Conclusions: A partial LCA ligation was performed to acutely disturb blood flow in a mouse vessel and observe resultant endothelial GCX dysfunction as well as passive targeting of GNS to affected areas. The affected LCA exhibited lack of continuous GCX layer, as well as increased localization of plolymer-coated GNS that are designed to deliver drug therapies. These results indicate that vessel and GCX dysfunction, both precursors of atherosclerosis and cardiovascular disease, can be induced in a mouse model to study targeted drug delivery. Passive nanoparticle uptake differences between the healthy RCA and disturbed LCA indicate a role of GCX infiltration of nanoparticles to the endothelial cells. The ongoing investigation will determine the effectiveness of active targeting with ICAM to localize these nanoparticles to the endothelial cell surface.
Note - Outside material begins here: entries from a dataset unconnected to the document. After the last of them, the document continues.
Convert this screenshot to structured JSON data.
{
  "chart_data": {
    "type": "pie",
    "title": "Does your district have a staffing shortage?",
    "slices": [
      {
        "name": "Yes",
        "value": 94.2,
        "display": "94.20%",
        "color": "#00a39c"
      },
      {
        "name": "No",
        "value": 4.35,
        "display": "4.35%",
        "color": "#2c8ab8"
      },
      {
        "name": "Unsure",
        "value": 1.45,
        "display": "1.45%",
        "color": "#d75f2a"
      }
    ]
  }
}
This strategy of targeting dysfunctional vessels based on the GCX offers a new approach in cardiovascular disease therapy and prevention.

Acknowledgements: We appreciate funding from National Institutes of Health (K01 HL125499) and the Northeastern University Provost’s Tier 1 Grant.

References:

  1. Weinbaum, S.; et. al, Annu Rev Biomed Eng 2007, 9,121-167.
  2. Becker, B. et. al, Br J Clin Pharmacol 2015, 80, 389-402.
  3. Cheng, et. al, Int. J. Nanomed 2016, 21, 3305-3315.
  4. Cheng, et. al, Int. J. Nanomed 2019, 14, 319-333.
  5. Nakashima et. al, Arteriosclerosis, Thrombosis, and Vascular Biology 1998, 18, 842-851.
  6. Kumar, S.; et. al, J. Lab. Invest. 2017, 97, 935-945
  7. Mitra, et. al, Trans. Med. Comm. 2018, 3-10.